In October, the liberal watchdog group Media Matters shared audio clips from Duke’s podcast (yes, even he has a podcast) in which the former KKK grand wizard boasted that his own failed political campaigns inspired ideas Trump championed during his presidency.
“Trump really knows what his movement is based on,” Duke said. “You know, [Trump] had to know that I ran my campaigns primarily on the immigration issue, on fair trade issues, on the issues of preserving American culture, on stopping the replacement of European Americans — which people are all talking about now.”
While in office, Trump did a lot to push the racist theories of “white replacement” and “white genocide,” which claim white people are being systemically erased by nonwhite babies born in or brought to the United States.

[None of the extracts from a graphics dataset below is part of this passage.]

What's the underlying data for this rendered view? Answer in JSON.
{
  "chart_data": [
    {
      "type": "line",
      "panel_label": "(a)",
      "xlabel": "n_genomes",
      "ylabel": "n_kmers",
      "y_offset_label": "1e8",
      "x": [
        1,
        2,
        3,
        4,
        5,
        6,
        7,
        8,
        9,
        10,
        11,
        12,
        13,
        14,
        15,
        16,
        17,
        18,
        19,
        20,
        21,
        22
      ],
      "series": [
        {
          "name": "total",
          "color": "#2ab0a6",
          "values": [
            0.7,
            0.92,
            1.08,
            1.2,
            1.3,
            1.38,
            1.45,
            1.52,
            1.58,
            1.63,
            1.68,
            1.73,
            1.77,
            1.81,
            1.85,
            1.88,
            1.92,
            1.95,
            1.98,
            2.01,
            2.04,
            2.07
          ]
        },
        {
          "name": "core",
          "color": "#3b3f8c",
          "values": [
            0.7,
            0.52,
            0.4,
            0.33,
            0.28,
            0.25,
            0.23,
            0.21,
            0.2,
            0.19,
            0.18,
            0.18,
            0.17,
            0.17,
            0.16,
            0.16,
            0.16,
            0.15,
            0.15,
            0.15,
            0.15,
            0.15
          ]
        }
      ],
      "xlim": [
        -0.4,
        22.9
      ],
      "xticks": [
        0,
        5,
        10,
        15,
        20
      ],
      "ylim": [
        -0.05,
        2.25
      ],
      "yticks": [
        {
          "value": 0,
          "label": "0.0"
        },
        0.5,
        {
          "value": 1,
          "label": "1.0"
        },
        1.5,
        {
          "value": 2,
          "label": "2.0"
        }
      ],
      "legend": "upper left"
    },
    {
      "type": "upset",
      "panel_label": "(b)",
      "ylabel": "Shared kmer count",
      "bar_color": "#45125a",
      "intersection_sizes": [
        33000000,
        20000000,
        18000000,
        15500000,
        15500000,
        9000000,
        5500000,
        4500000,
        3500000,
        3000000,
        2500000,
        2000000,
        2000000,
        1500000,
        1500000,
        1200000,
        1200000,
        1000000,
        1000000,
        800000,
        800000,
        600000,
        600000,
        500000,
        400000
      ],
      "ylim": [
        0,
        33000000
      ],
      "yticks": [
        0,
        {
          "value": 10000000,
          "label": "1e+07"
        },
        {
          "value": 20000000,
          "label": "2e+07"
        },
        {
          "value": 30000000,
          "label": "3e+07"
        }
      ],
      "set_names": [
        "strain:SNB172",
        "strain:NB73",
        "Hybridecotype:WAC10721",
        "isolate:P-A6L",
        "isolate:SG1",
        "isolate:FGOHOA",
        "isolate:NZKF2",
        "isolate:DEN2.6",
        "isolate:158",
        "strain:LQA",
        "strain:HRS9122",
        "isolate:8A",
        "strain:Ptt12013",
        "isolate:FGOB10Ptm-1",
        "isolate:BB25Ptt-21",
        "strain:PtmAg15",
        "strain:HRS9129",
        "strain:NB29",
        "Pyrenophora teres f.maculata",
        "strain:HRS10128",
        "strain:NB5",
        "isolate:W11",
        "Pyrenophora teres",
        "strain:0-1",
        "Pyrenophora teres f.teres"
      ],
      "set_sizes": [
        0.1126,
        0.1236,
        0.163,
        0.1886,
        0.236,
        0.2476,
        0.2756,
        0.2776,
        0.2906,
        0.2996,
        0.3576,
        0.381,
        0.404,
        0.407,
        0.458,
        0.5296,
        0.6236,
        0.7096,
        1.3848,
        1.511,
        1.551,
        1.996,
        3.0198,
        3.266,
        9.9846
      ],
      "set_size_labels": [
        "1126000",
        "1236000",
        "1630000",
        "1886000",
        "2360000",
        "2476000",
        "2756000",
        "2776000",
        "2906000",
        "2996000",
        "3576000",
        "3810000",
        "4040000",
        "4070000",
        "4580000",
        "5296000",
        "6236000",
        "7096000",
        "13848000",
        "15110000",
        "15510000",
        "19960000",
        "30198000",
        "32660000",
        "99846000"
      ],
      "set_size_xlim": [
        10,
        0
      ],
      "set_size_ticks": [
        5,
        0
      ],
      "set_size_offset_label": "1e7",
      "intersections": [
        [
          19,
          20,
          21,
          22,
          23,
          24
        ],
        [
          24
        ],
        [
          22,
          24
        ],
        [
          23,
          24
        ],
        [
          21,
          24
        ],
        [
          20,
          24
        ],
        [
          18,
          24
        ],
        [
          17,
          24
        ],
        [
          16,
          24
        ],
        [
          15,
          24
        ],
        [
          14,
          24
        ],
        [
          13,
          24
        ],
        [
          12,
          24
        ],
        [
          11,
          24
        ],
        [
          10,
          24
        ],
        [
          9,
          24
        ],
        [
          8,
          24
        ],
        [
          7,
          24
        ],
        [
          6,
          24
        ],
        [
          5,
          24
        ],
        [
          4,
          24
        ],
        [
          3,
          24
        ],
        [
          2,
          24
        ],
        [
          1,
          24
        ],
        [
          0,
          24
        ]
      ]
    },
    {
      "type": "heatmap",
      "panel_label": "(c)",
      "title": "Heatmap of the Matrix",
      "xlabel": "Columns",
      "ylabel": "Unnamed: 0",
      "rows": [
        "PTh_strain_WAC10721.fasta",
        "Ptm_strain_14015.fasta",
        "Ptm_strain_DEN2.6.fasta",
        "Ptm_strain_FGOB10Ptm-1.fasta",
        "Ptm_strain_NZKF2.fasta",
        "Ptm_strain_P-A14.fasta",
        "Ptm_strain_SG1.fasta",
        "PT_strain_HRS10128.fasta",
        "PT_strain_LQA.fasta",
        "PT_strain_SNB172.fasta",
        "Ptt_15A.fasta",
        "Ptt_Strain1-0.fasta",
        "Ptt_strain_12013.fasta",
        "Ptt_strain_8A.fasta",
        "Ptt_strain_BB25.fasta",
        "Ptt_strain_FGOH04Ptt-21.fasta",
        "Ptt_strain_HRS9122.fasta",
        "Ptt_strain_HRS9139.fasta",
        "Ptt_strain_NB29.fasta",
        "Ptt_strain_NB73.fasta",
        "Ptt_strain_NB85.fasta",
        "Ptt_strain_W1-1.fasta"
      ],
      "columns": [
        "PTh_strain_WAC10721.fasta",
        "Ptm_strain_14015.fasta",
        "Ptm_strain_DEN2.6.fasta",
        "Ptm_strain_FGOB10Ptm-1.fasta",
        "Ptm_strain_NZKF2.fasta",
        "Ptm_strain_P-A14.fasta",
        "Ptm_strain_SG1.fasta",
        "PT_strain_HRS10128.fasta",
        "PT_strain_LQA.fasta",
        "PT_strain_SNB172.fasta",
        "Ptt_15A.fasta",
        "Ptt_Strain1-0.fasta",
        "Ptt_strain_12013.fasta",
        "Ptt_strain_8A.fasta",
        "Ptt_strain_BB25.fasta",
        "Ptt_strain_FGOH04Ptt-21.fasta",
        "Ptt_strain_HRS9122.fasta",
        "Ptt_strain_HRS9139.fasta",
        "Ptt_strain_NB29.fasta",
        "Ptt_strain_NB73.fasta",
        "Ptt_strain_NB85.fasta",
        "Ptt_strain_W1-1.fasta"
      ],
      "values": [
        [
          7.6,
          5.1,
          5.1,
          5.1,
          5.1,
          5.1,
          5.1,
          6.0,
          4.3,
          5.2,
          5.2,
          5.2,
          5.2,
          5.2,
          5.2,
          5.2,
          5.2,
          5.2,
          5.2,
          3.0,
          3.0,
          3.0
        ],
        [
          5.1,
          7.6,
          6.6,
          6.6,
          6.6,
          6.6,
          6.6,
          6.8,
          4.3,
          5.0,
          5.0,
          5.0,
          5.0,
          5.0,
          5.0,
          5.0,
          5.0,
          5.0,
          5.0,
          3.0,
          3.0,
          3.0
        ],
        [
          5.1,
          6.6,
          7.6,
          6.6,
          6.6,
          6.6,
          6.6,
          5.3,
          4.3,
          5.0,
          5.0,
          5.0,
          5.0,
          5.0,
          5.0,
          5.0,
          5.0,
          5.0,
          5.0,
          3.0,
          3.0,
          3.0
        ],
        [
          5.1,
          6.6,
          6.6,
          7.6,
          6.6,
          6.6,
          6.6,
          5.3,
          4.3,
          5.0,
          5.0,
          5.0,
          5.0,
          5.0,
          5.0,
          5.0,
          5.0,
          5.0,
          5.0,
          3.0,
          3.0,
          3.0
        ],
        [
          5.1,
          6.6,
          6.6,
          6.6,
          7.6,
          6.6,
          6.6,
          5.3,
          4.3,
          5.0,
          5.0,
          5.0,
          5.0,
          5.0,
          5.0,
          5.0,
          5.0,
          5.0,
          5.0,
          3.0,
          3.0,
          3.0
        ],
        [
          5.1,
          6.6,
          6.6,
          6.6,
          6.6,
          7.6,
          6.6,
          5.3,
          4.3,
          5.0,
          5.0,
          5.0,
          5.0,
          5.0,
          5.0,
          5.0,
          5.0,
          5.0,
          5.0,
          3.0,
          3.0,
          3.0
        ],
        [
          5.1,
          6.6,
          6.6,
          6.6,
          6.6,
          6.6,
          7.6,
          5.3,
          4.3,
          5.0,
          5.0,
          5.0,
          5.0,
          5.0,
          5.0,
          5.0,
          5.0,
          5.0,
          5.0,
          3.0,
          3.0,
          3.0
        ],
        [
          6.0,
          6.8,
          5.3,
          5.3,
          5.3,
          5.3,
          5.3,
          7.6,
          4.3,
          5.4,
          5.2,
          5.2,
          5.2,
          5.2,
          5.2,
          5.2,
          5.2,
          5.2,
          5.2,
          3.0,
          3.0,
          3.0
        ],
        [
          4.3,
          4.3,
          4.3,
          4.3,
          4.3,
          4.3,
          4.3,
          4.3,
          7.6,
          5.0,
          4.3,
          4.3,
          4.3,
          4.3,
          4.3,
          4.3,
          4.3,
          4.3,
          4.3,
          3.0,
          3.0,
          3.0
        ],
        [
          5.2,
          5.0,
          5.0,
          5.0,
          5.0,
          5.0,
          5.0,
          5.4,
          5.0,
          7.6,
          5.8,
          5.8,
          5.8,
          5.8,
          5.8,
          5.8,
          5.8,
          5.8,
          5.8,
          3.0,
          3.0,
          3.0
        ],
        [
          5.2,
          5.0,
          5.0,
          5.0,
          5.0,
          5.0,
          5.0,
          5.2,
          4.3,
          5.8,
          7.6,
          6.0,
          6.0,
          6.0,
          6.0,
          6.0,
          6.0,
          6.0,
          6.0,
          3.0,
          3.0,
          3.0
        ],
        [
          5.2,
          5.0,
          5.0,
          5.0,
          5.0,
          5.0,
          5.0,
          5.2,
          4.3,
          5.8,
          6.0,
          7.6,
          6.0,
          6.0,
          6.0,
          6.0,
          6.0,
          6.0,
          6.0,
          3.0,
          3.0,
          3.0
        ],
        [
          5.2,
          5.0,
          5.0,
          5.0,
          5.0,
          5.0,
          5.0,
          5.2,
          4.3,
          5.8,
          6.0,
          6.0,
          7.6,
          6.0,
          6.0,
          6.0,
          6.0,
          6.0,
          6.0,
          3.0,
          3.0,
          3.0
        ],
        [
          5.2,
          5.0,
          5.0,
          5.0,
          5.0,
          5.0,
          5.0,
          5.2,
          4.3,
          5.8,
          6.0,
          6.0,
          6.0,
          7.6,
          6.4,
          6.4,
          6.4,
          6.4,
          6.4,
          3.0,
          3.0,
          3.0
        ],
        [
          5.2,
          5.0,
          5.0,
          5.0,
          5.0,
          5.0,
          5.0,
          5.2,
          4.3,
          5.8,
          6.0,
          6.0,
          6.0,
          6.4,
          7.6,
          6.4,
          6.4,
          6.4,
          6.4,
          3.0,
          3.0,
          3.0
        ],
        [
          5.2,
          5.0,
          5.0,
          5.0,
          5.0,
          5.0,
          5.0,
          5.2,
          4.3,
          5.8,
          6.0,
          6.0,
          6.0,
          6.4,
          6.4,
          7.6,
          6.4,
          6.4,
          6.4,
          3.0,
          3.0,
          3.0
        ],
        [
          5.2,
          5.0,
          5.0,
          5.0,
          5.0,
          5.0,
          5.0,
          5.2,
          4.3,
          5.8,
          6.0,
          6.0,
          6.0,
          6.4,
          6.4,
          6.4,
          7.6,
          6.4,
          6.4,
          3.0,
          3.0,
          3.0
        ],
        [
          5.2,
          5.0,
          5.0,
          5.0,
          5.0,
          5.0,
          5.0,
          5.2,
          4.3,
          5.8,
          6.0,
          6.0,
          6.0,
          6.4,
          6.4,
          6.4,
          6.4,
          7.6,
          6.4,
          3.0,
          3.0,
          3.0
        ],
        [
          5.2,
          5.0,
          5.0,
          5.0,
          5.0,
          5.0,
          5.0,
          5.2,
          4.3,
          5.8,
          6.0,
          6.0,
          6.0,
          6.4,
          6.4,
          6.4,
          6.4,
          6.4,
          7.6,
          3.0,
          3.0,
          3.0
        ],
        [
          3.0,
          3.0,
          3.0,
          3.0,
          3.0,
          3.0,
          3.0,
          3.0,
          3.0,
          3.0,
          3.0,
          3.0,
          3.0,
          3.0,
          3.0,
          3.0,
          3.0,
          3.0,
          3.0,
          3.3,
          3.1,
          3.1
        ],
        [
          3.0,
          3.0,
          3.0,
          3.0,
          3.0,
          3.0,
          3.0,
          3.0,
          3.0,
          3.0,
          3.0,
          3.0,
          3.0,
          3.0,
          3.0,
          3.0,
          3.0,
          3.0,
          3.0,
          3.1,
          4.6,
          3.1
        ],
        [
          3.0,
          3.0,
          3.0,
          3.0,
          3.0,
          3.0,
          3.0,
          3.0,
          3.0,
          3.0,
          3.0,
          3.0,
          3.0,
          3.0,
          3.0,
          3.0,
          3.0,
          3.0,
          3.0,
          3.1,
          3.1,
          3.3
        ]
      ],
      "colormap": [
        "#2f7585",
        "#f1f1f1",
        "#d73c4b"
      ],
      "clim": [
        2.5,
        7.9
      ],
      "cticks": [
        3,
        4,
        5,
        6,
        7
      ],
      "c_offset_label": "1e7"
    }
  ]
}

For example, he tapped believers of the theory — such as Steve Bannon and Stephen Miller — to serve in his administration as advisers, and he once shared a tweet from an account referencing white genocide.
Duke just wants his props, that’s all.
In another segment of the episode, he wondered aloud how Carlson has become widely accepted by conservatives but he personally has not, despite the two men saying virtually the same things.
“How could it be that I’m an evil guy?” Duke asked.
Carlson has repeatedly used his show to stoke fear about immigrants and to suggest white people are being systematically replaced. Earlier this year, he claimed Democrats are “trying to replace the current electorate” in the U.S. with “new people, more obedient voters from the Third World.”
Duke doesn’t disagree with Trump's or Carlson’s racist views of white replacement. For crying out loud, he just wants them to cite their sources.